High frequency noise in CMOS low noise amplifiers

This dissertation explores the physical origin and contributing mechanisms of noise in MOSFETs, as well as a design methodology to minimize the impact of noise on fully integrated LNAs. Investigating the physical noise sources in the MOSFET imposes significant computational requirements, due to the multi-dimensional nature of the device and higher order transport models. This dissertation presents a quasi 2-D noise simulation technique which provides an accurate and fast solution for MOSFET noise analysis.; The physical origin of the excess noise in short channel MOSFETs has been identified.
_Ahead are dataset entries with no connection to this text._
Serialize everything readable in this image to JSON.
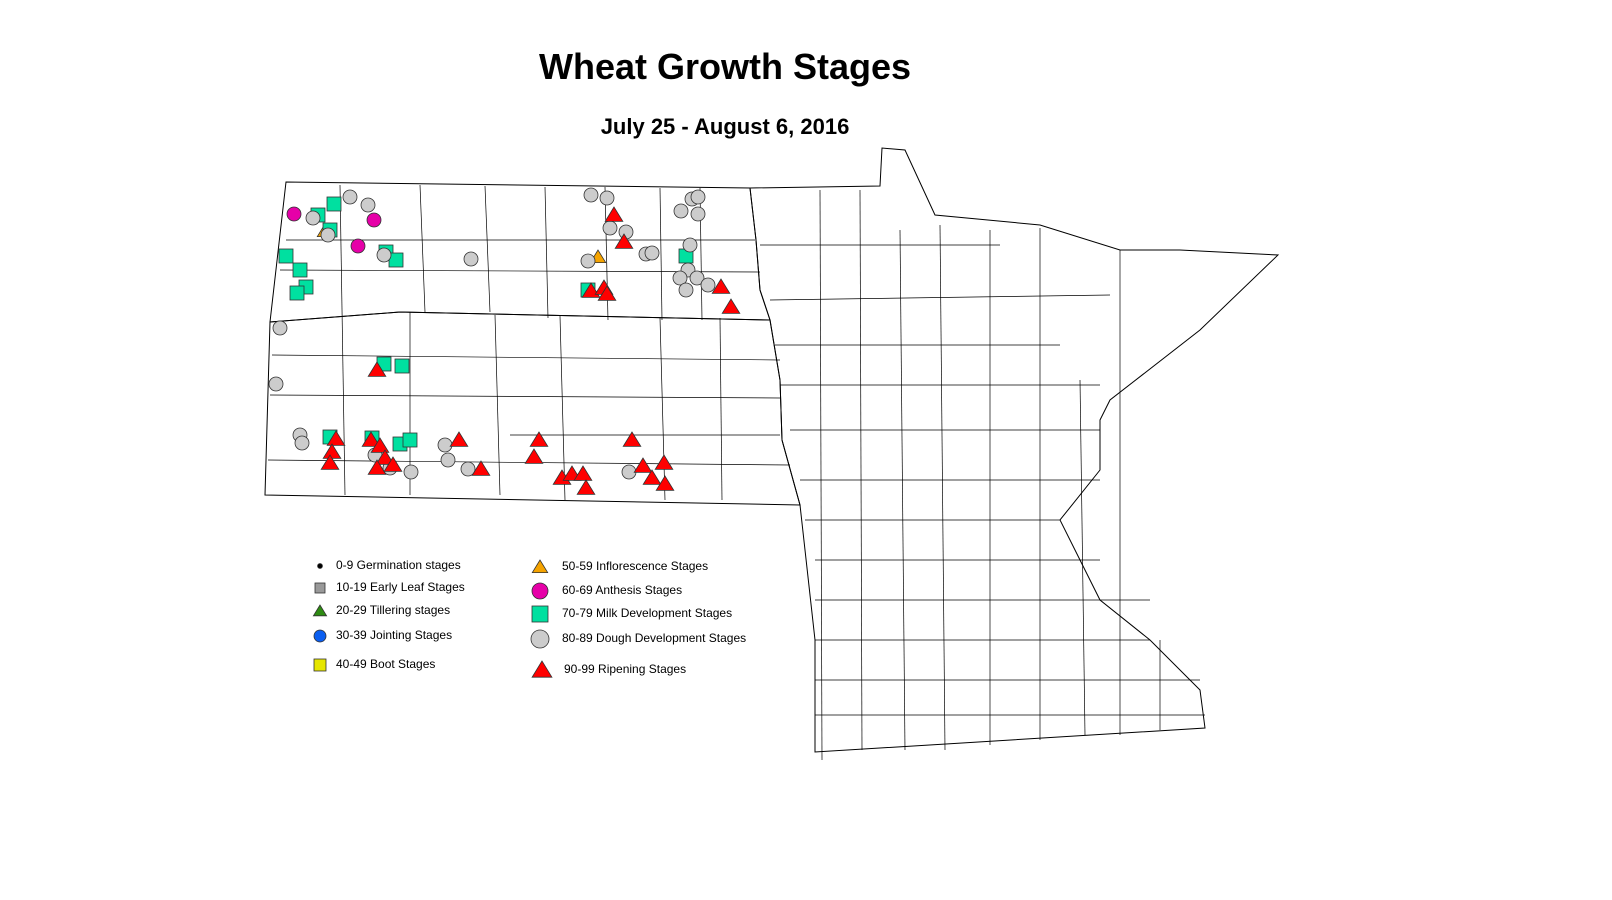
{
  "title": "Wheat Growth Stages",
  "subtitle": "July 25 - August 6, 2016",
  "legend": [
    {
      "label": "0-9 Germination stages",
      "shape": "dot",
      "color": "#000000"
    },
    {
      "label": "10-19 Early Leaf Stages",
      "shape": "square",
      "color": "#999999"
    },
    {
      "label": "20-29 Tillering stages",
      "shape": "triangle",
      "color": "#2e8b12"
    },
    {
      "label": "30-39 Jointing Stages",
      "shape": "circle",
      "color": "#0a5ef0"
    },
    {
      "label": "40-49 Boot Stages",
      "shape": "square",
      "color": "#e6e600"
    },
    {
      "label": "50-59 Inflorescence Stages",
      "shape": "triangle",
      "color": "#f5a300"
    },
    {
      "label": "60-69 Anthesis Stages",
      "shape": "circle",
      "color": "#e600a8"
    },
    {
      "label": "70-79 Milk Development Stages",
      "shape": "square",
      "color": "#00e0a0"
    },
    {
      "label": "80-89 Dough Development Stages",
      "shape": "circle",
      "color": "#cccccc"
    },
    {
      "label": "90-99 Ripening Stages",
      "shape": "triangle",
      "color": "#ff0000"
    }
  ]
}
Source-side contributions dominate drain current noise; non-local transport behavior causes higher local ac resistance near the source junction and in turn generates extra noise contribution which is amplified by the channel transconductance. This phenomenon is directly reflected in excess noise in scaled submicron MOSFETs. Higher order transport models are essential to capture this effect in noise simulation.; Contrary to the common assumption that drain current exhibits only flicker and white channel thermal noise contributions, this study demonstrates that the substrate generates thermal fluctuations that produce additive channel noise, amplified by the substrate transconductance. This component produces another plateau and frequency dependence in the noise spectrum of the drain current. Moreover, the effect tends to exaggerate the drain noise factor at low frequencies.; The high frequency noise modeling for MOSFET devices generally requires at least three parameters. This study demonstrates that while two-parameter approaches lead to errors, the results do not cause noticeable discrepancies for most practical circuit topologies. The modeling approach used in BSIM4 has been independently validated and is shown to be sufficient in capturing the physical origin of the excess noise.; Explicit guidelines for LNA design have been presented based directly on measured noise parameters and two-port noise theory. An 800MHz LNA test chip has been designed based on the proposed methodology. It achieves about 0.9dB of noise figure, which is competitive with that of GaAs and bipolar LNAs and also quite close to the values predicted using the analysis presented in this work.